Ils ne peuvent pour se dédouaner soutenir qu’ils ont agi en 2024 par méconnaissance alors qu’ils avaient déjà été bénéficiaires un an avant d’une mesure de désendettement par la commission de surendettement et connaissaient donc nécessairement, parfaitement, leurs devoirs et obligations.
Il doit donc être considéré qu’ils ont donc agi de façon déloyale.
Par ailleurs, ils ont fait le choix de régler les échéances des prêts conclus par leur fille [R] à sa place à partir de 2019, et ce alors qu’ils n’y étaient pas tenus, y compris après l’ouverture de la procédure de surendettement en 2023 puis en 2024 aggravant ainsi leur endettement.
Ils ont également fait le choix d’aider leur fille [R] qui avait du mal à subvenir à ses besoins alors que âgée de 27 ans, vivant en couple avec un enfant à l’étranger, elle n’avait pas de revenus, et ce faisant cette aide a été réalisée au détriment de leurs créanciers.
De la même façon, le choix d’aider [K], la fille de M. [I] et mère de quatre enfants, en lui versant 100 euros par mois pour l’aider dans sa reconversion professionnelle s’est fait au détriment de leurs créanciers.
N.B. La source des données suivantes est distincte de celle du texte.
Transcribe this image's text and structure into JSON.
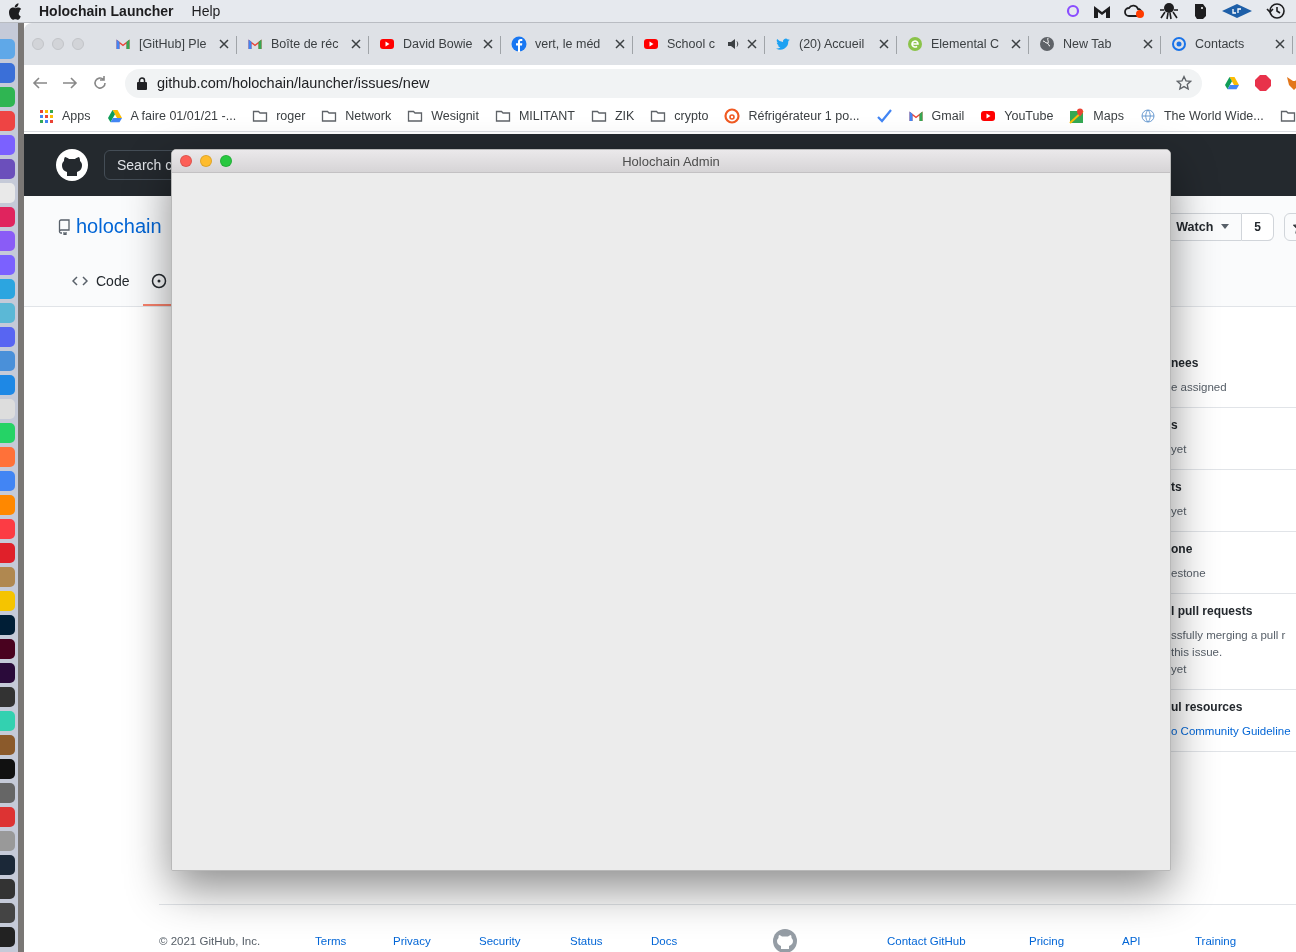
{
  "menu_bar": {
    "app_name": "Holochain Launcher",
    "menus": [
      "Help"
    ]
  },
  "browser": {
    "tabs": [
      {
        "title": "[GitHub] Ple",
        "kind": "gmail",
        "audio": false,
        "selected": false
      },
      {
        "title": "Boîte de réc",
        "kind": "gmail",
        "audio": false,
        "selected": false
      },
      {
        "title": "David Bowie",
        "kind": "youtube",
        "audio": false,
        "selected": false
      },
      {
        "title": "vert, le méd",
        "kind": "facebook",
        "audio": false,
        "selected": false
      },
      {
        "title": "School c",
        "kind": "youtube",
        "audio": true,
        "selected": false
      },
      {
        "title": "(20) Accueil",
        "kind": "twitter",
        "audio": false,
        "selected": false
      },
      {
        "title": "Elemental C",
        "kind": "elemental",
        "audio": false,
        "selected": false
      },
      {
        "title": "New Tab",
        "kind": "globe",
        "audio": false,
        "selected": false
      },
      {
        "title": "Contacts",
        "kind": "contacts",
        "audio": false,
        "selected": false
      }
    ],
    "address": "github.com/holochain/launcher/issues/new",
    "bookmarks": [
      {
        "label": "Apps",
        "kind": "apps"
      },
      {
        "label": "A faire 01/01/21 -...",
        "kind": "drive"
      },
      {
        "label": "roger",
        "kind": "folder"
      },
      {
        "label": "Network",
        "kind": "folder"
      },
      {
        "label": "Wesignit",
        "kind": "folder"
      },
      {
        "label": "MILITANT",
        "kind": "folder"
      },
      {
        "label": "ZIK",
        "kind": "folder"
      },
      {
        "label": "crypto",
        "kind": "folder"
      },
      {
        "label": "Réfrigérateur 1 po...",
        "kind": "ring"
      },
      {
        "kind": "check"
      },
      {
        "label": "Gmail",
        "kind": "gmail"
      },
      {
        "label": "YouTube",
        "kind": "youtube"
      },
      {
        "label": "Maps",
        "kind": "maps"
      },
      {
        "label": "The World Wide...",
        "kind": "www"
      },
      {
        "kind": "folder"
      }
    ]
  },
  "github": {
    "search": "Search c",
    "repo_owner": "holochain",
    "nav": [
      {
        "label": "Code",
        "kind": "code",
        "selected": false
      },
      {
        "kind": "issue",
        "selected": true
      }
    ],
    "watch": {
      "label": "Watch",
      "count": "5"
    },
    "sidebar": [
      {
        "heading": "nees",
        "lines": [
          "e assigned"
        ]
      },
      {
        "heading": "s",
        "lines": [
          "yet"
        ]
      },
      {
        "heading": "ts",
        "lines": [
          "yet"
        ]
      },
      {
        "heading": "one",
        "lines": [
          "estone"
        ]
      },
      {
        "heading": "l pull requests",
        "lines": [
          "ssfully merging a pull r",
          "this issue.",
          "yet"
        ]
      },
      {
        "heading": "ul resources",
        "links": [
          "o Community Guideline"
        ]
      }
    ],
    "footer": {
      "left": [
        "© 2021 GitHub, Inc.",
        "Terms",
        "Privacy",
        "Security",
        "Status",
        "Docs"
      ],
      "right": [
        "Contact GitHub",
        "Pricing",
        "API",
        "Training"
      ]
    }
  },
  "admin_window": {
    "title": "Holochain Admin"
  }
}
Ils se sont ainsi placés dans une situation encore plus défavorable qu’elle n’était en assumant des charges qui n’étaient pas les leurs ; que le comportement, insincère, est constitutif de mauvaise foi.
Enfin le premier juge a retenu que Mme [I] avait 10 jours après l’audience de première instance démissionné d’un de ses emplois ; si à hauteur d’appel, elle explique avoir démissionné de deux emplois en raison de problèmes de transport et de rémunération inéquitable, elle échoue cependant à l’établir ne communiquant aucune pièce sur ce point.
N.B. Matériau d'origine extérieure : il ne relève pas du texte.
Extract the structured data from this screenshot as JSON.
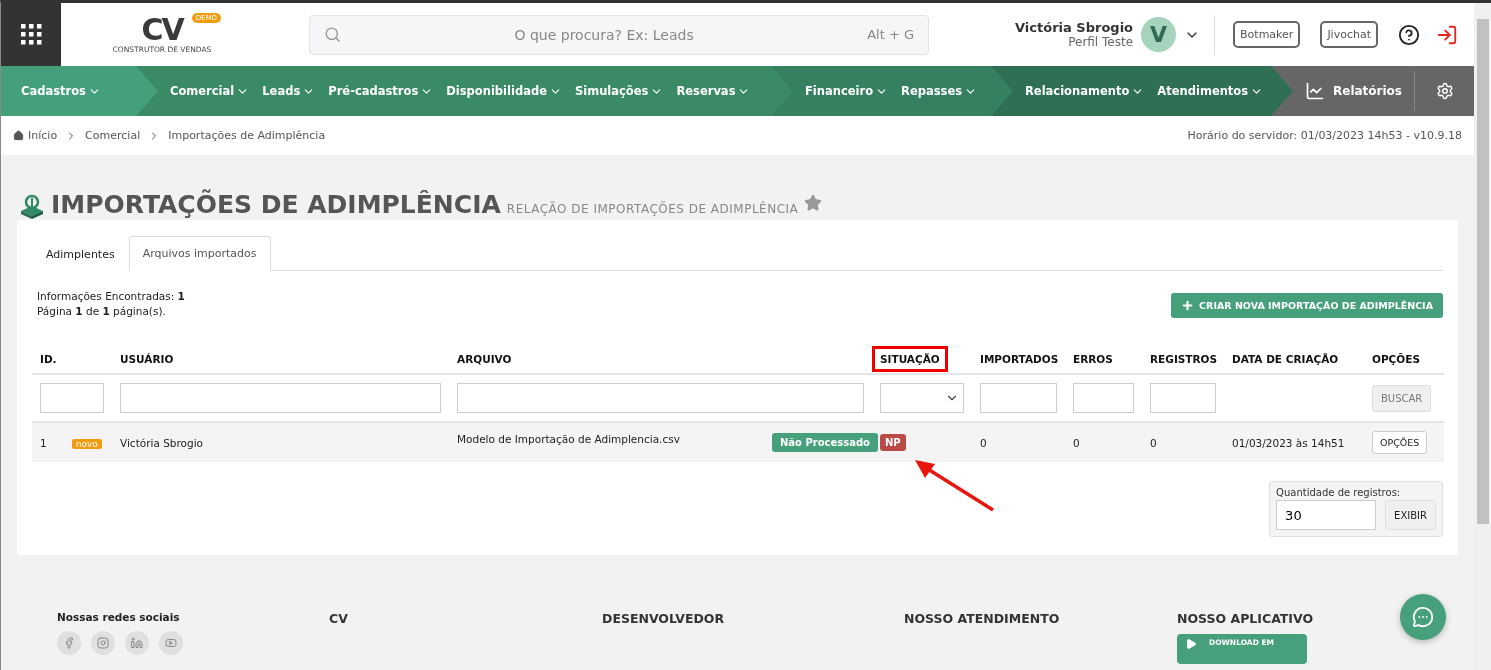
{
  "header": {
    "logo": {
      "mark": "CV",
      "badge": "DEMO",
      "tagline": "CONSTRUTOR DE VENDAS"
    },
    "search": {
      "placeholder": "O que procura? Ex: Leads",
      "shortcut": "Alt + G"
    },
    "user": {
      "name": "Victória Sbrogio",
      "profile": "Perfil Teste",
      "initial": "V"
    },
    "buttons": [
      "Botmaker",
      "Jivochat"
    ]
  },
  "nav": [
    {
      "items": [
        "Cadastros"
      ]
    },
    {
      "items": [
        "Comercial",
        "Leads",
        "Pré-cadastros",
        "Disponibilidade",
        "Simulações",
        "Reservas"
      ]
    },
    {
      "items": [
        "Financeiro",
        "Repasses"
      ]
    },
    {
      "items": [
        "Relacionamento",
        "Atendimentos"
      ]
    }
  ],
  "reports": "Relatórios",
  "breadcrumb": [
    "Início",
    "Comercial",
    "Importações de Adimplência"
  ],
  "server_time": "Horário do servidor: 01/03/2023 14h53 - v10.9.18",
  "page": {
    "title": "IMPORTAÇÕES DE ADIMPLÊNCIA",
    "subtitle": "RELAÇÃO DE IMPORTAÇÕES DE ADIMPLÊNCIA"
  },
  "tabs": [
    {
      "label": "Adimplentes",
      "selected": false
    },
    {
      "label": "Arquivos importados",
      "selected": true
    }
  ],
  "summary": [
    "Informações Encontradas: **1**",
    "Página **1** de **1** página(s)."
  ],
  "create_button": "CRIAR NOVA IMPORTAÇÃO DE ADIMPLÊNCIA",
  "table": {
    "columns": [
      {
        "label": "ID.",
        "kind": "text",
        "highlighted": false
      },
      {
        "label": "USUÁRIO",
        "kind": "text",
        "highlighted": false
      },
      {
        "label": "ARQUIVO",
        "kind": "text",
        "highlighted": false
      },
      {
        "label": "SITUAÇÃO",
        "kind": "select",
        "highlighted": true
      },
      {
        "label": "IMPORTADOS",
        "kind": "text",
        "highlighted": false
      },
      {
        "label": "ERROS",
        "kind": "text",
        "highlighted": false
      },
      {
        "label": "REGISTROS",
        "kind": "text",
        "highlighted": false
      },
      {
        "label": "DATA DE CRIAÇÃO",
        "kind": "none",
        "highlighted": false
      },
      {
        "label": "OPÇÕES",
        "kind": "button",
        "highlighted": false
      }
    ],
    "filter_button": "BUSCAR",
    "rows": [
      {
        "id": "1",
        "badge": "novo",
        "user": "Victória Sbrogio",
        "file": "Modelo de Importação de Adimplencia.csv",
        "status_label": "Não Processado",
        "status_code": "NP",
        "imported": "0",
        "errors": "0",
        "records": "0",
        "created": "01/03/2023 às 14h51",
        "options": "OPÇÕES"
      }
    ]
  },
  "page_size": {
    "label": "Quantidade de registros:",
    "value": "30",
    "button": "EXIBIR"
  },
  "footer": {
    "social_title": "Nossas redes sociais",
    "columns": [
      "CV",
      "DESENVOLVEDOR",
      "NOSSO ATENDIMENTO",
      "NOSSO APLICATIVO"
    ],
    "app_badge": "DOWNLOAD EM"
  }
}
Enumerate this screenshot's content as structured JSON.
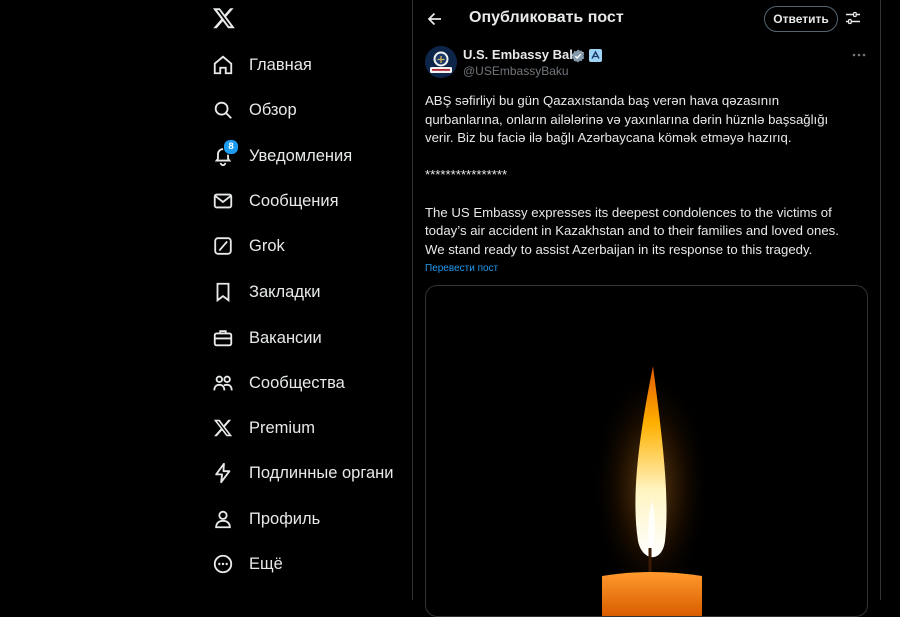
{
  "sidebar": {
    "items": [
      {
        "label": "Главная",
        "icon": "home-icon"
      },
      {
        "label": "Обзор",
        "icon": "search-icon"
      },
      {
        "label": "Уведомления",
        "icon": "bell-icon",
        "badge": "8"
      },
      {
        "label": "Сообщения",
        "icon": "envelope-icon"
      },
      {
        "label": "Grok",
        "icon": "grok-icon"
      },
      {
        "label": "Закладки",
        "icon": "bookmark-icon"
      },
      {
        "label": "Вакансии",
        "icon": "briefcase-icon"
      },
      {
        "label": "Сообщества",
        "icon": "people-icon"
      },
      {
        "label": "Premium",
        "icon": "x-logo-icon"
      },
      {
        "label": "Подлинные органи",
        "icon": "lightning-icon"
      },
      {
        "label": "Профиль",
        "icon": "person-icon"
      },
      {
        "label": "Ещё",
        "icon": "more-circle-icon"
      }
    ]
  },
  "header": {
    "title": "Опубликовать пост",
    "reply_label": "Ответить"
  },
  "post": {
    "author_name": "U.S. Embassy Baku",
    "handle": "@USEmbassyBaku",
    "text_az": "ABŞ səfirliyi bu gün Qazaxıstanda baş verən hava qəzasının qurbanlarına, onların ailələrinə və yaxınlarına dərin hüznlə başsağlığı verir. Biz bu faciə ilə bağlı Azərbaycana kömək etməyə hazırıq.",
    "separator": "****************",
    "text_en": "The US Embassy expresses its deepest condolences to the victims of today’s air accident in Kazakhstan and to their families and loved ones. We stand ready to assist Azerbaijan in its response to this tragedy.",
    "translate_label": "Перевести пост",
    "media_description": "candle-flame-image"
  },
  "colors": {
    "background": "#000000",
    "text": "#e7e9ea",
    "muted": "#71767b",
    "accent": "#1d9bf0",
    "border": "#2f3336"
  }
}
Or, cette décision qui semble soudaine puisqu’elle n’a nullement été évoquée par les débiteurs devant le juge de première instance, a entraîné une baisse de revenus non négligeable pour le couple de 349 euros au moins par mois. Elle peut ainsi être considérée comme une volonté des débiteurs, qui réclamaient alors une procédure d’effacement de leurs dettes, de se rendre insolvables, alors qu’ils n’ont pu ignorer les conséquences qu’aurait une telle décision.
Ainsi le comportement général des époux [I] ne relève pas de la simple négligence mais caractérise la mauvaise foi et ils doivent être déchus de la procédure de surendettement qui réclame honnêteté et loyauté.
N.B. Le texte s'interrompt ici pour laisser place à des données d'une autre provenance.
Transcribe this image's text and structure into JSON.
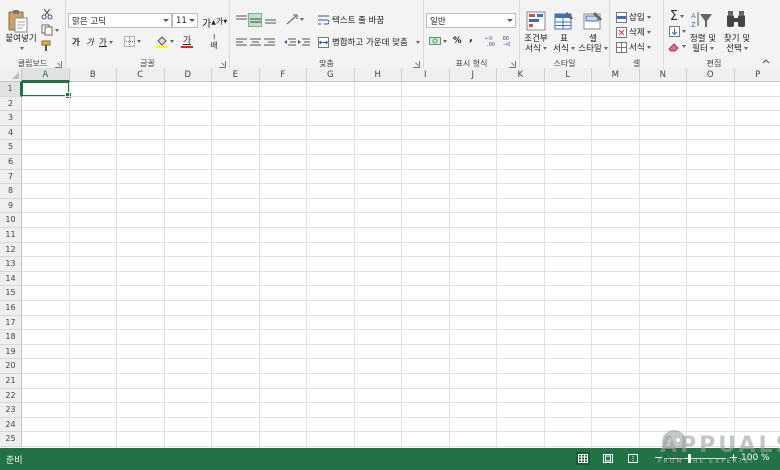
{
  "ribbon": {
    "clipboard": {
      "label": "클립보드",
      "paste": "붙여넣기"
    },
    "font": {
      "label": "글꼴",
      "font_name": "맑은 고딕",
      "font_size": "11",
      "grow": "가",
      "shrink": "가",
      "bold": "가",
      "italic": "가",
      "underline": "가",
      "font_color": "가",
      "phonetic": "배",
      "phonetic_sub": "ㅕ"
    },
    "alignment": {
      "label": "맞춤",
      "wrap_text": "텍스트 줄 바꿈",
      "merge_center": "병합하고 가운데 맞춤"
    },
    "number": {
      "label": "표시 형식",
      "format": "일반",
      "percent": "%",
      "comma": ","
    },
    "styles": {
      "label": "스타일",
      "conditional_l1": "조건부",
      "conditional_l2": "서식",
      "table_l1": "표",
      "table_l2": "서식",
      "cell_l1": "셀",
      "cell_l2": "스타일"
    },
    "cells": {
      "label": "셀",
      "insert": "삽입",
      "delete": "삭제",
      "format": "서식"
    },
    "editing": {
      "label": "편집",
      "sort_l1": "정렬 및",
      "sort_l2": "필터",
      "find_l1": "찾기 및",
      "find_l2": "선택"
    }
  },
  "sheet": {
    "columns": [
      "A",
      "B",
      "C",
      "D",
      "E",
      "F",
      "G",
      "H",
      "I",
      "J",
      "K",
      "L",
      "M",
      "N",
      "O",
      "P"
    ],
    "rows": [
      "1",
      "2",
      "3",
      "4",
      "5",
      "6",
      "7",
      "8",
      "9",
      "10",
      "11",
      "12",
      "13",
      "14",
      "15",
      "16",
      "17",
      "18",
      "19",
      "20",
      "21",
      "22",
      "23",
      "24",
      "25"
    ],
    "active_column": "A",
    "active_row": "1"
  },
  "status": {
    "ready": "준비",
    "zoom": "100 %"
  },
  "watermark": {
    "brand": "APPUALS",
    "tagline": "FROM THE EXPERTS!"
  },
  "colors": {
    "accent": "#217346",
    "font_color_bar": "#e02020",
    "highlight_bar": "#ffff00"
  }
}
Le jugement est donc confirmé en toutes ses dispositions.
Les éventuels dépens d’appel doivent être laissés à la charge de M. et Mme [I].
PAR CES MOTIFS
LA COUR,
Statuant publiquement, par arrêt réputé contradictoire et rendu en dernier ressort par mise à disposition au greffe :
Déclare l’appel recevable ;
Confirme le jugement en toutes ses dispositions ;
Condamne M. [W] [I] et Mme [S] [E] épouse [I] in solidum aux éventuels dépens d’appel ;
Dit que l’arrêt sera notifié par lettre simple à la commission de surendettement et aux parties par lettre recommandée avec accusé de réception.